Biochemical analysis of plectin isoforms and their molecular subdomains

Plectin is a widely expressed protein of very large size that has all the attributes of a multifunctional crosslinking and organizing element of the cytoskeleton. It displays a multi-domain structure, versatile binding activities, and subcellular localizations that enable it to strengthen cells against mechanical stress forces. Moreover, as revealed very recently, hereditary gene defects in plectin cause epidermolysis bullosa simplex (EBS-MD, a severe human skin blistering disease with muscular dystrophy; there is evidence that defects in plectin expression may also play a role in neurodegeneration. Recent unpublished studies indicate the existence and tissue-specific expression of various isoforms of plectin generated by differential splicing of the gene.

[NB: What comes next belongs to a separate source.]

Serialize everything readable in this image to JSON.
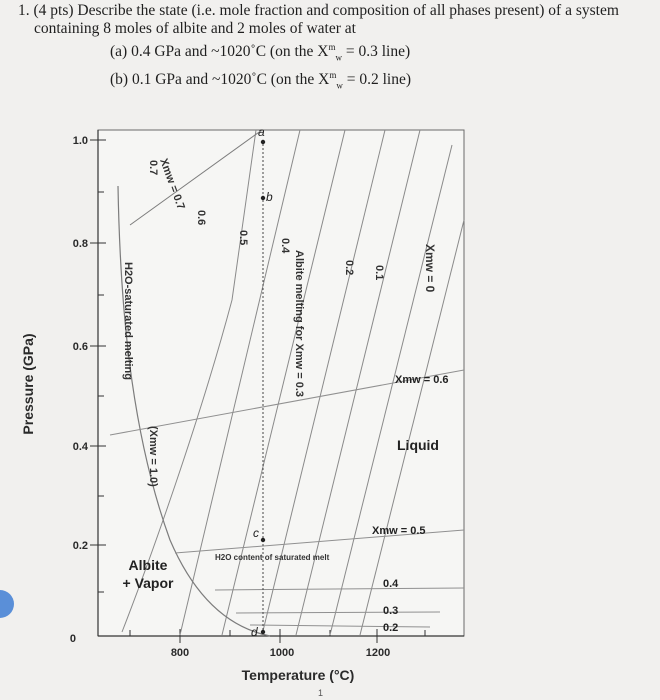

The major objective of the proposed project is the characterization of plectin isoforms on the protein level, and the precision mapping and biochemical analysis of molecular binding domains involved in the interactions of plectin with different types of intermediate filaments (vimentin, cytokeratins, desmin), microtubules, actin filaments, and hemidesmosomes (integrin beta 4). In addition, it is planned to study the role of various carboxy-terminal phosphorylation sites in the regulation of plectin functions, including a unique site for M-phase specific p34cdc2 kinase. The experimental approach proposed is based primarily on the expression of defined mutant proteins (corresponding to identified contact sites/domains) in bacteria and structure/function analyses of such mutants, using a variety of proteinchemical and ultrastructural techniques. Protein isoforms of plectin will be purified from different cell lines and tissues, and analysed in a similar way. The biochemical analyses will be complemented with cell transfection studies using cDNA expression constructs encoding plectin mutant proteins. In addition, peptides corresponding to defined molecular contact sites will be synthesized and used for competitive in vitro binding assays, in vivo microinjection experiments, and antibody production. The proposed experimental approaches should enable a comprehensive analysis of the structure and function of plectin isoforms and their subdomains. Such an analysis is expected to provide new insights into molecular mechanisms governing the formation and maintenance of cellular cytoarchitecture and its defects and malformations due to pathological conditions.